И отец взял книгу и подал ее капитану.
Дядя взглянул: то была Жизнь Роберта Галль.
– Брат, он был диссентер (т. е. отступник от Английской церкви), а я Англиканец, душой и телом.
– Роберт Галль был храбрый человек, настоящий воин Великого Вождя, – сказал красноречиво отец.
Капитан механически приложил указательный палец к своему лбу, по военному обычаю, и почтительно отдал честь книге.
– У меня есть другой экземпляр для тебя, Пизистрат: Роланду дал я свой. Тот, который я сегодня купил для тебя, ты береги.
– Благодарю вас, сэр, – сказал я рассеянно, не понимая в чем заключалась для меня большая польза Жизни Роберта Галль, или почему одно и то же лекарство должно было помочь избитому бурей дяде и племяннику, еще не достигшему двадцатилетнего возраста.

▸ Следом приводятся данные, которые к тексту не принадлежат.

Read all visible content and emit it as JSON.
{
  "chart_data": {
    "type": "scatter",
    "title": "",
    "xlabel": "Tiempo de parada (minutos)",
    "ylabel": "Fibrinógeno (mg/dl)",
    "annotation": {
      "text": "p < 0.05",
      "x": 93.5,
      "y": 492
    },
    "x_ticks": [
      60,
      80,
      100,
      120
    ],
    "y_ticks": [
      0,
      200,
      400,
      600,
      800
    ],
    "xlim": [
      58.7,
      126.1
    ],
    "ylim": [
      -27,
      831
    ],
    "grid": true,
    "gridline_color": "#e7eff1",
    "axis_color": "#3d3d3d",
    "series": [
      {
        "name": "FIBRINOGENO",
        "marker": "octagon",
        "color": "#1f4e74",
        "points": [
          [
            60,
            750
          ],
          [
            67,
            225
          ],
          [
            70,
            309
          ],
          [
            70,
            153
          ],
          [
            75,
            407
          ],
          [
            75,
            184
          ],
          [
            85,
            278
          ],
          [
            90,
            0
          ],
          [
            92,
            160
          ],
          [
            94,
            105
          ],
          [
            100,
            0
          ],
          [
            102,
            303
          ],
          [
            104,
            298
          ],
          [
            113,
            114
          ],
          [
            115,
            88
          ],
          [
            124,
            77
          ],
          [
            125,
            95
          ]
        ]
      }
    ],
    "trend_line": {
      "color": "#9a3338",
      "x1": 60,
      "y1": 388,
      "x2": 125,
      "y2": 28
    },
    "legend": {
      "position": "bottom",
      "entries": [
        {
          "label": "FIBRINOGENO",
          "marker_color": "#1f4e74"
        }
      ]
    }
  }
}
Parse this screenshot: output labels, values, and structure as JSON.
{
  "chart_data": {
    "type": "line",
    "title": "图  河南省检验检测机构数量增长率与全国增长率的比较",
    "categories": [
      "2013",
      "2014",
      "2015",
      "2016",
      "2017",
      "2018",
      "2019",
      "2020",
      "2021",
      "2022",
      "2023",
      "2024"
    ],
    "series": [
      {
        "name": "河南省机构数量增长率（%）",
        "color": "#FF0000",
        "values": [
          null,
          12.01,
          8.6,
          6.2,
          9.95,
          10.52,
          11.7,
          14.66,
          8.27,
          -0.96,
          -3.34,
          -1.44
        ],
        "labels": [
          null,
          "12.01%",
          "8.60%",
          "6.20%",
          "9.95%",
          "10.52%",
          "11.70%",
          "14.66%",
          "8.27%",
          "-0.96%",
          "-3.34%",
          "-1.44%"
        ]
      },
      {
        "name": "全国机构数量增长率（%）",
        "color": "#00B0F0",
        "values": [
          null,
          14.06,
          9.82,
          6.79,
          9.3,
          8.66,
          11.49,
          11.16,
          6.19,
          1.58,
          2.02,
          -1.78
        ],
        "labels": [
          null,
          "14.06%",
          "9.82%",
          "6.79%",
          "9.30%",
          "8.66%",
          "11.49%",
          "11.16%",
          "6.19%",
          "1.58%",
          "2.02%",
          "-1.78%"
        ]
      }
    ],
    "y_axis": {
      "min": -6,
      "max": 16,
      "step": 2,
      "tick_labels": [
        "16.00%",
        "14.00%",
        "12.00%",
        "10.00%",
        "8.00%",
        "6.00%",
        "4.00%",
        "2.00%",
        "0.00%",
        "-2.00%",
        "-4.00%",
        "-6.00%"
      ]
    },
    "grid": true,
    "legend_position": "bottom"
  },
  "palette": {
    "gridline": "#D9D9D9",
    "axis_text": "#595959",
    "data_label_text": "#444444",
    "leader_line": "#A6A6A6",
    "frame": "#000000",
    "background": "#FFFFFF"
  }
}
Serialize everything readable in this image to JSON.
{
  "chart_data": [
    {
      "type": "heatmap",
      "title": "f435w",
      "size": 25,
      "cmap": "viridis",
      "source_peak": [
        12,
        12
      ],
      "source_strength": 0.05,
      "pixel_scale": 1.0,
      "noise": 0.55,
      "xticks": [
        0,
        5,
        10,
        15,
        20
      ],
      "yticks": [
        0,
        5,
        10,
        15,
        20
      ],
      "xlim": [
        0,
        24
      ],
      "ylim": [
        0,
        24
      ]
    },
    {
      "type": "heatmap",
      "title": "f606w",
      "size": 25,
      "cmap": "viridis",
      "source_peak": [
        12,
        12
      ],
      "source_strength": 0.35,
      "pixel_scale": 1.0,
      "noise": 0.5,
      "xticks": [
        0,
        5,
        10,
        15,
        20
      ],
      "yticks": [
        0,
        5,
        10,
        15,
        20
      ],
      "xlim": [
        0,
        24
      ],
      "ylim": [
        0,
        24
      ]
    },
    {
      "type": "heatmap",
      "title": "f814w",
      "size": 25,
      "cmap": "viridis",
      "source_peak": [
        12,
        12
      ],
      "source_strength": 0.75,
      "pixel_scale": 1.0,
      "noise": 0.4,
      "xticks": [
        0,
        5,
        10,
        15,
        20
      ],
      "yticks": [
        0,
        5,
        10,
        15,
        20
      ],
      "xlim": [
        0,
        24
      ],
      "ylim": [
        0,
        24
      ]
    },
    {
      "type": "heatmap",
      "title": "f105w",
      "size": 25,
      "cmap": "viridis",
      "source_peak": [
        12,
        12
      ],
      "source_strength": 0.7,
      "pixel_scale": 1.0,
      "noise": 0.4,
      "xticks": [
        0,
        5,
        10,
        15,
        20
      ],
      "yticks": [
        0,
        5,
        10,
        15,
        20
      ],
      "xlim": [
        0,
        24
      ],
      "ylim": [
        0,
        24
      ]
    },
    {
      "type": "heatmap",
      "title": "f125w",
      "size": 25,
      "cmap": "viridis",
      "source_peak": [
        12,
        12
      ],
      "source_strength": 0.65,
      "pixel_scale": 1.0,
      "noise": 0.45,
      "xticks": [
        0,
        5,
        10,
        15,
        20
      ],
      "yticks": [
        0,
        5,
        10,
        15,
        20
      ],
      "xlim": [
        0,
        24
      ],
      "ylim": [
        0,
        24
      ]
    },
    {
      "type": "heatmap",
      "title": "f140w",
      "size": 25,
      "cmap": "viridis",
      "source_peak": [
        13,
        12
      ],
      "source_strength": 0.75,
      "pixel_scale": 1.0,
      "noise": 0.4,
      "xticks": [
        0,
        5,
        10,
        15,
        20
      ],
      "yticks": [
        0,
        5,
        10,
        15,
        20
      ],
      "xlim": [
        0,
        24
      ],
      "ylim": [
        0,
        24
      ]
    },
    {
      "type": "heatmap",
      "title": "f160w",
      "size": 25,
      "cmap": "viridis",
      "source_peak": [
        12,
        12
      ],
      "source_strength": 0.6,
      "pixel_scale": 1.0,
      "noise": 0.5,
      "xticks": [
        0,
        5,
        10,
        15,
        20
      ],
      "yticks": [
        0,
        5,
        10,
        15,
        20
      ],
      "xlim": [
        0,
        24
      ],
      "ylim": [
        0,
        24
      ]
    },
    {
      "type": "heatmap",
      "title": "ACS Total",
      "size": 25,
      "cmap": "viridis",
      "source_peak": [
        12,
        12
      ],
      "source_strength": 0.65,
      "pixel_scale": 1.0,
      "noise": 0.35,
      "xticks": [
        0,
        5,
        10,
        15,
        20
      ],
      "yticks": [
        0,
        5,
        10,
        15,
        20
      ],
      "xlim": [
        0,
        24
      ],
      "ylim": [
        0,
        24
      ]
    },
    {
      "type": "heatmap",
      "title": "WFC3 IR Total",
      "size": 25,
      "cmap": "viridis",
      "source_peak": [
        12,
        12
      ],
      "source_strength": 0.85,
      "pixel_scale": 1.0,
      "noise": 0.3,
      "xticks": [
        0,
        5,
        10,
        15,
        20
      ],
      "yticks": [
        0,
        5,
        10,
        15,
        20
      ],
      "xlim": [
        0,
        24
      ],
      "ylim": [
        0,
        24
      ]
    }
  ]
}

– Я не сказал ни слова – заключил отец, слегка наклоняя голову, – о книге книг, ибо она дерево жизни (lignum vitae), универсальное лекарство от всего. Те только её помощники, её сподвижники, потому что ты вероятно и помнишь это, Кидти (я сказал это прежде), нельзя требовать совершенной правильности в экономии нашего тела, если не действовать на центр узловой системы, откуда нервы тихо распространяют свое влияние на все тело.
Глава VI.
На следующее утро, после завтрака, я взял шляпу и собрался идти, но отец мой, посмотрев на меня и заключив, что я не спал, ласково спросил:
– Пизистрат, ты еще не пробовал моего лекарства?
– Какого, сэр?
– Роберта Галль.
– Нет еще, – отвечал я улыбаясь.
– Так попробуй, друг мой, прежде нежели выйдешь: поверь, ты более насладишься прогулкой.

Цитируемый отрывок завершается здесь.